Classic Computer Magazine Archive A.N.A.L.O.G. ISSUE 78 / NOVEMBER 1989 / PAGE 49

Changing Patterns

Stewart Software
11323 Blythe Street
Sun Valley, CA 91352
(213) 875-2012
800/XL/XE Disk; $35

Reviewed by Matthew J.W. Ratcliff

Changing Patterns is billed as an "art and idea generator:" But this collection of four disks presents many electronic "Spiro-Graph" simulations, many of which can be varied with keyboard inputs by the user. Hard-copy and file-save features provide some creative outlets besides the show seen on the monitor as the designs are drawn.
    Disk one contains the main program for Changing Patterns, referred to as CP. It also provides a "pre-menu" that serves as a gateway to the other disks, each of which may be booted separately as well. After presenting the title and revision screens, CP delivers the primary Changing Patterns main menu. To get an idea of what this program is about, selecting the self-generating function sends control to the "self-generating" art program, the main creativity module of the CP package. Selecting the Execute option immediately musters an interesting display of diamonds.

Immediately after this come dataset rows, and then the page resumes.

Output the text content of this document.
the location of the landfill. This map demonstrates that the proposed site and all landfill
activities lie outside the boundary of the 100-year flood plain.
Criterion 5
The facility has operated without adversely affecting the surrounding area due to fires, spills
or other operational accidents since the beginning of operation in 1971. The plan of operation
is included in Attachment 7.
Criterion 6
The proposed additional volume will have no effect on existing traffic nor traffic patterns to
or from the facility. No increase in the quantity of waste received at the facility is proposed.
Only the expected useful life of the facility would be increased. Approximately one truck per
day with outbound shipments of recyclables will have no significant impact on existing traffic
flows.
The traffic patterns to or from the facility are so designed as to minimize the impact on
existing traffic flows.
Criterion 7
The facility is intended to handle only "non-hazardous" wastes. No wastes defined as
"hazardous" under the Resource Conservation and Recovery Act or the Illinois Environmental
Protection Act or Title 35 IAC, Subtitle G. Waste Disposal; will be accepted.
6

As they are drawn, console- and keyboard-key presses change the size, shape, colors, margins and numerous other features of the design.
    Multiple columns of objects, such as hexagons, 3-D perspective boxes, octagons and lines are created with this module. The sizes and overlapping of the objects create many different, sometimes hypnotic, patterns. Certain controls applied during the creation of the art add an asymmetric twist to the screens. A particularly fascinating design can be saved to a temporary file by pressing all the console keys-Start, Select and Option-simultaneously.
    Once a masterpiece is created and saved, CP is used to load the picture and print it. Only Epson and Star Micronics Gemini printers are supported. CP defaults to "none;' instead of Epson, which requires the user to specify a printer every time the CP is run. The manual recommends using some advanced graphic-printing utilities, such as those from Alpha Systems.
    CP does a good job of generating a quick plot of a design at the top-left of a page of paper. This is ideal for folding the page lengthwise, then widthwise, to create a nice-looking greeting card, ready to be filled in by hand on the inside. This is probably the most practical use of Changing Patterns. Its ability to save screens allows the user to make use of some interesting design results in other programs, with some additional programming efforts.
    The second disk is called the Exploration Disk. It contains 34 separate short graphics programs, all tied together by a main menu. Each has a "canned routine" for creating the art. Some create intricate tile work or pictures, very much like those done with a child's Spiro-Graph. Any pattern is easily saved to disk for later viewing and plotting with the main CP module.
    All the programs are written in BASIC and are unprotected. This allows the user to backup the files, as well as study and learn from them. The programs work well overall, but I did crash one of the Exploration programs while adjusting the size of the patterns. Because all the software is in BASIC, the pattern-generation process itself can be tedious at times. The manual documents many different "macro-key" commands that are employed by the various art modules.
    The third disk is the Help disk. It is a nicely detailed tutorial that helps the user through some of the more esoteric macro functions. The manual also provides a short tutorial that contains a series of step-by-step exercises to create some pictures and help teach the menu and macro-key functions.
    The manual, nearly 50 pages, is complete, with many details. It is not well organized, however. The hardest part of using the manual is locating the right set of macro-key commands for each art generator.
    Changing Patterns is not a spectacular program, but it will provide a lot of interesting artistic interaction with the computer on those rainy days. Its inconsistent user controls provide for a bit of adventure in experimenting with cause-and-effect. When it comes time to get caught up with letter writing, the printouts make nifty little greeting cards. There are infinite designs to be discovered with Changing Patterns.


    Matthew Ratcliff, a frequent contributor to ANALOG Computing, lives in St. Louis, Missouri, with his wife and two children.